Diehl, Janina M.C.; Meunier, Joël (2017), Data from: Surrounding pathogens shape maternal egg care but not egg production in the European earwig, Dryad, Dataset,


Pathogens are ubiquitous in nature and typically entail major fitness costs in their hosts. These costs can be particularly important when individuals exhibit poor immune defenses, as it is often the case during early developmental stages. Hence, selection should favor parental strategies limiting the risks of pathogen exposure and infection in their offspring. In this study, we investigated 1) whether females of the European earwig Forficula auricularia avoid areas contaminated with spores of the entomopathogenic fungus Metarhizium brunneum prior to and at egg laying, as well as 2) whether spore presence entails an increase in females’ investment into both pre-hatching forms of care and clutch quantity and quality. Our results first show that females did not avoid contaminated areas prior to and at egg laying. However, females returned to their eggs faster in presence of living spores compared to UV-killed or no spores.
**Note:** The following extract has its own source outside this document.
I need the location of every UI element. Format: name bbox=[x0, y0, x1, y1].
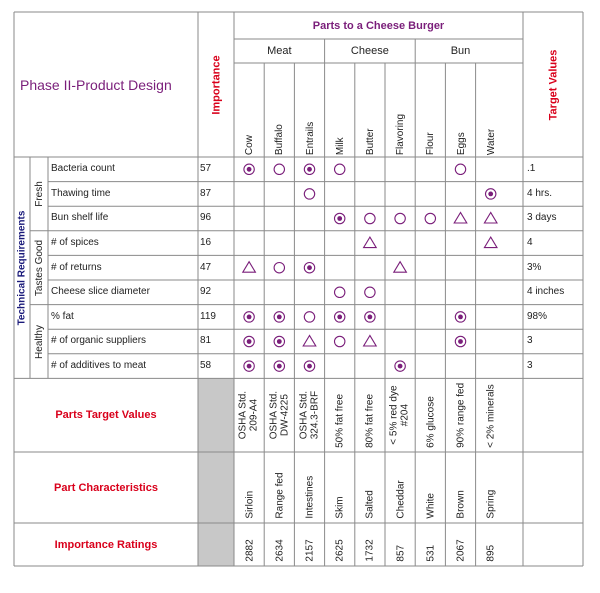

They were also more likely to construct a nest when in presence of both living and UV-killed spores (but only in one studied population). Finally, we found that spore presence did not influence maternal investment into egg grooming, egg gathering and egg defense, as well as into clutch quantity and quality. Overall, our results demonstrate that earwig females do not avoid contaminated environments, but could mitigate the associated costs of pathogen exposure by adjusting their level of egg care. These findings emphasize the importance of pathogens in the evolution of pre-hatching parental care and, more generally, in the emergence and maintenance of family life in nature.